Éclairés uniquement par la lueur du croissant de lune, les deux âmes se laissèrent emporter dans la contemplation des cieux, le silence de la nuitée entre-coupé uniquement par leur douce respiration et chants des insectes nocturnes.

- « Dis Neji-kun… Serons-nous toujours là demain ? » Glissa le jeune fille, comme une confidence.

Surprit, le jeune homme tourna vivement la tête vers sa cousine qui contemplait toujours les étoiles, le regard bien trop lointain pour une fillette de son âge.

- « Que voulez-vous dire Hanabi-sama ? »

- « La guerre… Serons-nous toujours là à son crépuscule ? »

Il ne put que voir l'angoisse au fond des prunelles de sa jeune cousine. Détournant le regard vers le ciel, il poursuivit.

- « Je serais toujours là pour vous protéger. » Tenta-t-il de la rassurer.

- « Hn... » Souffla-t-elle. Puis, reprenant son expression joviale, elle s'exclama avec enthousiasme. « Je m'entraînerais toujours plus dur pour t'aider ! Moi aussi je protégerais le clan Hyûga ! »

Neji ne répondit que par un hochement de tête, un rictus sur les lèvres, partagé entre l'amusement et l'amertume à l'entente de ces mots. Elle était encore si jeune et avait toujours ce même regard naïf que lui enfant sur leur famille.
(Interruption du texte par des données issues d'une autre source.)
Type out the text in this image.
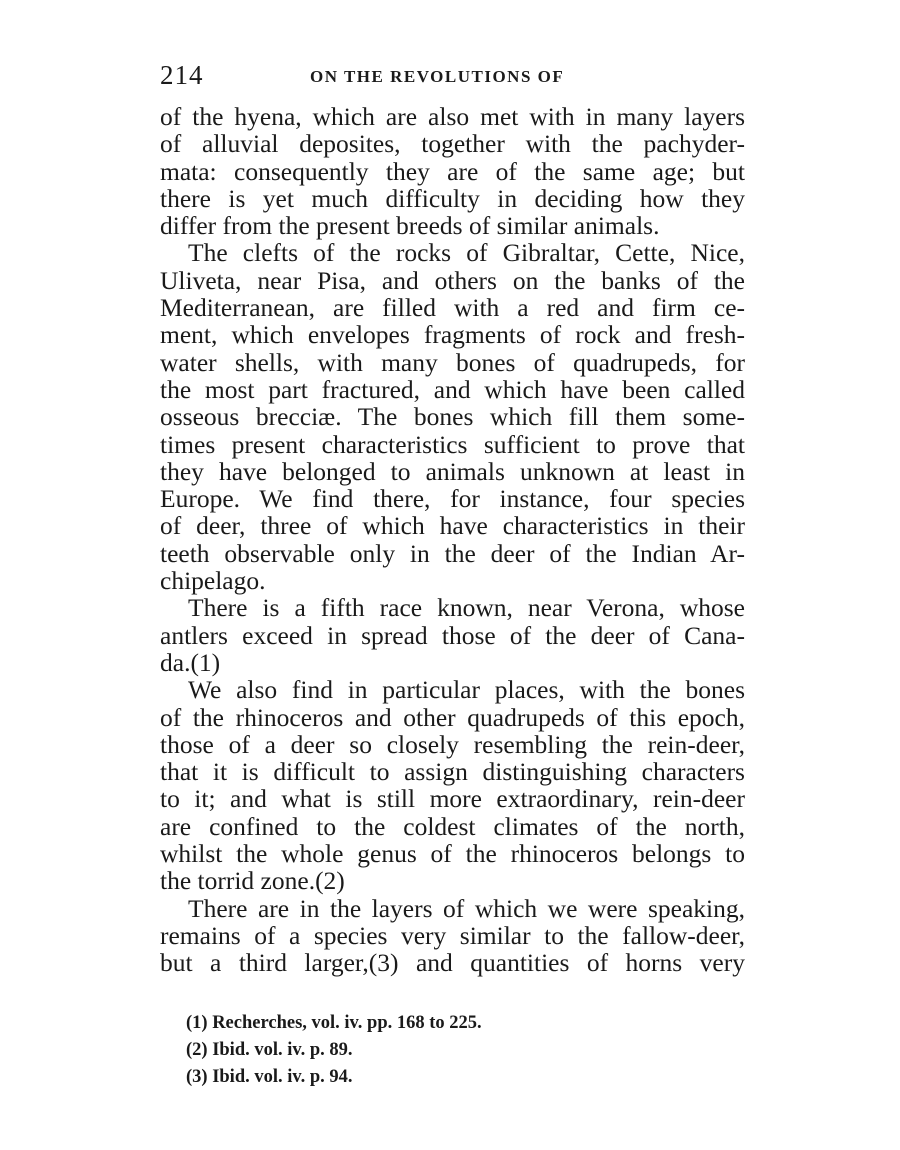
214	ON THE REVOLUTIONS OF
of the hyena, which are also met with in many layers
of alluvial deposites, together with the pachyder-
mata: consequently they are of the same age; but
there is yet much difficulty in deciding how they
differ from the present breeds of similar animals.
The clefts of the rocks of Gibraltar, Cette, Nice,
Uliveta, near Pisa, and others on the banks of the
Mediterranean, are filled with a red and firm ce-
ment, which envelopes fragments of rock and fresh-
water shells, with many bones of quadrupeds, for
the most part fractured, and which have been called
osseous brecciæ. The bones which fill them some-
times present characteristics sufficient to prove that
they have belonged to animals unknown at least in
Europe. We find there, for instance, four species
of deer, three of which have characteristics in their
teeth observable only in the deer of the Indian Ar-
chipelago.
There is a fifth race known, near Verona, whose
antlers exceed in spread those of the deer of Cana-
da.(1)
We also find in particular places, with the bones
of the rhinoceros and other quadrupeds of this epoch,
those of a deer so closely resembling the rein-deer,
that it is difficult to assign distinguishing characters
to it; and what is still more extraordinary, rein-deer
are confined to the coldest climates of the north,
whilst the whole genus of the rhinoceros belongs to
the torrid zone.(2)
There are in the layers of which we were speaking,
remains of a species very similar to the fallow-deer,
but a third larger,(3) and quantities of horns very
(1) Recherches, vol. iv. pp. 168 to 225.
(2) Ibid. vol. iv. p. 89.
(3) Ibid. vol. iv. p. 94.
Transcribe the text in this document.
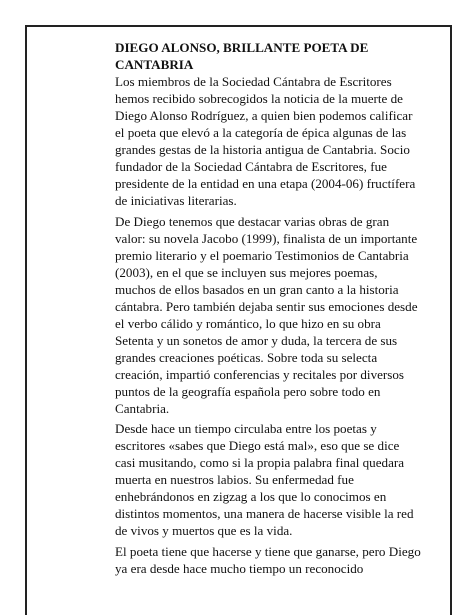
DIEGO ALONSO, BRILLANTE POETA DE CANTABRIA

Los miembros de la Sociedad Cántabra de Escritores hemos recibido sobrecogidos la noticia de la muerte de Diego Alonso Rodríguez, a quien bien podemos calificar el poeta que elevó a la categoría de épica algunas de las grandes gestas de la historia antigua de Cantabria. Socio fundador de la Sociedad Cántabra de Escritores, fue presidente de la entidad en una etapa (2004-06) fructífera de iniciativas literarias.

De Diego tenemos que destacar varias obras de gran valor: su novela Jacobo (1999), finalista de un importante premio literario y el poemario Testimonios de Cantabria (2003), en el que se incluyen sus mejores poemas, muchos de ellos basados en un gran canto a la historia cántabra. Pero también dejaba sentir sus emociones desde el verbo cálido y romántico, lo que hizo en su obra Setenta y un sonetos de amor y duda, la tercera de sus grandes creaciones poéticas. Sobre toda su selecta creación, impartió conferencias y recitales por diversos puntos de la geografía española pero sobre todo en Cantabria.

Desde hace un tiempo circulaba entre los poetas y escritores «sabes que Diego está mal», eso que se dice casi musitando, como si la propia palabra final quedara muerta en nuestros labios. Su enfermedad fue enhebrándonos en zigzag a los que lo conocimos en distintos momentos, una manera de hacerse visible la red de vivos y muertos que es la vida.

El poeta tiene que hacerse y tiene que ganarse, pero Diego ya era desde hace mucho tiempo un reconocido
Elle n'avait jamais été à l'académie des ninjas comme sa sœur ou lui. N'avait que très peu côtoyé les autres villageois ou vu le monde extérieur. Elle était le pur produit de la fierté et de l'orgueil divin des Hyûga. Il ne partagea cependant pas ses pensées, n'étant après tout pas de la même caste. Et malgré toute l'affection qu'il pouvait porter à cet enfant, il ne connaissait que trop bien sa place.

- « J'ai vu Hinata sortir du bureau tout à l'heure. Otou-sama avait l'air furieux. Je crois que l'Hokage lui a attribué une mission qui ne lui convient guère. »

A ces révélations, le jeune homme ne put s'empêcher de repenser aux événements de la veille. Sa cousine rentrant de mission dans un état déplorable, son regard si étrange sur ses propres mains ensanglantées. Il fit rapidement le lien avec les rumeurs qu'il avait entendu au cours de la journée. Un inconnu avait été ramené dans un état proche de la mort à Konoha. Il ne put que redouter l'objet de cette mission.

- « Si c'est un ordre de notre Hokage, elle se doit de s'y plier. » Répondit-il tout simplement, cachant son trouble, mais ne pouvant contenir les battements de son cœur qui s'emballèrent.

Fin chapitre 7.

Susanoo = Dieu des tempêtes.

Muk yan jong = Mannequin de bois chinois servant aux entraînements d'arts martiaux.

Kami = Dieux japonais.

Engawa = Bande de sol suspendue généralement en bois, se situant devant les fenêtres des pièces de la maison traditionnelle japonaise, formant comme une sorte de couloir extérieur.